Trois
Elle était tellement plongée dans ses pensées qu’elle ne l’avait pas entendu entrer. Son souffle se coupa soudainement lorsqu’elle sentit de forts bras l’enlacer par-derrière, et en réalisant que c’était lui, elle relâcha un soupir de soulagement.
Elle inclina la tête sur le côté tandis qu’il déposait lentement des baisers le long de son cou.
« À quoi penses-tu, mademoiselle Harris ? » demanda-t-il d’une voix douce mais teintée d’une curiosité insistante.
La voilà, quatre ans plus tard, travaillant pour lui en tant que secrétaire, tandis que ce contrat scandaleux persistait entre eux. Selon les termes de cet accord, elle ne pouvait pas mettre fin à leur arrangement la première, sauf à payer une somme exorbitante, totalement hors de portée.
Cela faisait deux ans qu’elle occupait ce poste de secrétaire, et elle n’avait aucun problème à continuer d’être… disons, son jouet. À ce stade, il était le seul homme dans sa vie, et elle n’arrivait même pas à imaginer ce que serait son existence sans lui.
Elle s’était attachée à lui au point de ne pas se soucier de vivre ainsi pour toujours. Peu lui importait d’être à ses ordres, d’être son divertissement. Après tout, être avec lui l’avait transformée en la meilleure version d’elle-même. D’une certaine manière, il avait repoussé ses limites et veillé à ce qu’elle devienne une femme digne du respect des autres – mais pas du sien. Il l’avait amenée dans son bureau pour qu’elle se forme comme stagiaire auprès de sa secrétaire, et un an plus tard, elle avait pris sa place.
Et elle excellait dans son travail. Elle était fière de la femme qu’elle était devenue. Mais de temps à autre, elle réfléchissait à cet attachement émotionnel qu’elle ressentait pour lui, et elle se rendait compte qu’elle était entièrement à sa merci, comme une marionnette entre ses mains.
Jusqu’à présent, il ne voyait en elle qu’une femme de petite vertu. Elle savait qu’elle n’avait aucune raison d’être amère, et pourtant, elle ne pouvait s’empêcher de souffrir lorsqu’il était avec d’autres femmes. Elle ne pouvait réprimer ce sentiment de désespoir et de faiblesse qui l’envahissait alors.

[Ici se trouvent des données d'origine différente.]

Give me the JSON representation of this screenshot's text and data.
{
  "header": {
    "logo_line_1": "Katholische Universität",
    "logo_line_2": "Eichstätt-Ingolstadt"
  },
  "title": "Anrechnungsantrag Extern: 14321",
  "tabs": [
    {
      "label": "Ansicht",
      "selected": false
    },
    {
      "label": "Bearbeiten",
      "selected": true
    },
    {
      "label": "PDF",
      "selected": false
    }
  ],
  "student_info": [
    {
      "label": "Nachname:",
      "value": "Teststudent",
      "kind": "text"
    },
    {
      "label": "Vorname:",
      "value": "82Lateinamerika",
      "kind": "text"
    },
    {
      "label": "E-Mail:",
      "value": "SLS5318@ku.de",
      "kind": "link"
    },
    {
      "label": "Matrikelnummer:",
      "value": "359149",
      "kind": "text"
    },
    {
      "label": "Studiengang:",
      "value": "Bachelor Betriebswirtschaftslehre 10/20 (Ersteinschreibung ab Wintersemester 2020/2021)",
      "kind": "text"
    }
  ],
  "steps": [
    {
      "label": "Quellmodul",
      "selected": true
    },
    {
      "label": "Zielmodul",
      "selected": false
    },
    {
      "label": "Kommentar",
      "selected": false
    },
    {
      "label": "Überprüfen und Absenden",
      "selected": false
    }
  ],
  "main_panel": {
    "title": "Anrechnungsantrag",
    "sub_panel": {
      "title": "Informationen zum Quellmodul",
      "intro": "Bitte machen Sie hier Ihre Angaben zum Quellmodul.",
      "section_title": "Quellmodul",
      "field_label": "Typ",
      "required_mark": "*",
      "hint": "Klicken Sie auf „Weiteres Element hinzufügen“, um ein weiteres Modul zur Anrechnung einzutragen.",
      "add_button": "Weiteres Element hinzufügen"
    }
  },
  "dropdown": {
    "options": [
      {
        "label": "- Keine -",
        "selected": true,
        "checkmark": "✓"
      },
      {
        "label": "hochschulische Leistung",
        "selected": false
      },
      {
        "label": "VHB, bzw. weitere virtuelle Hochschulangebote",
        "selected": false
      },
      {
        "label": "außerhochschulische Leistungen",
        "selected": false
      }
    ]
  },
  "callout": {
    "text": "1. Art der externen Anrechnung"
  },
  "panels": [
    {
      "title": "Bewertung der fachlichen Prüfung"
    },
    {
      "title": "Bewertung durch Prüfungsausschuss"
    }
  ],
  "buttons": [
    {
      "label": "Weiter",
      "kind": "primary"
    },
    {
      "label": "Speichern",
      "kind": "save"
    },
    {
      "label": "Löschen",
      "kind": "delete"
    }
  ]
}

« À rien », répondit-elle à voix basse, presque dans un murmure.
Il la tira plus près de lui, son dos pressé contre son torse ferme et rassurant.
« Tant mieux », dit-il tandis que sa main glissait sur sa peau humide pour envelopper son sein. Elle laissa échapper un gémissement discret alors qu’il caressait sa chair généreuse. « Il est trop tôt pour ça, non ? »
Elle ne voulait pas se laisser emporter, elle ne voulait pas se perdre dans le plaisir que ses mains lui procuraient. Après tout, ils devaient encore se rendre au bureau.
« On va être en retard », murmura-t-elle, la voix tremblante.
« Oui, et alors ? » rétorqua-t-il avec un haussement d’épaules désinvolte.
Pourquoi avait-elle même essayé ? Elle aurait dû le connaître assez pour savoir à quel point il était hautain, arrogant, indifférent à tout ce qui ne concernait pas ses propres désirs. Comme un roi qui ne s’incline devant personne.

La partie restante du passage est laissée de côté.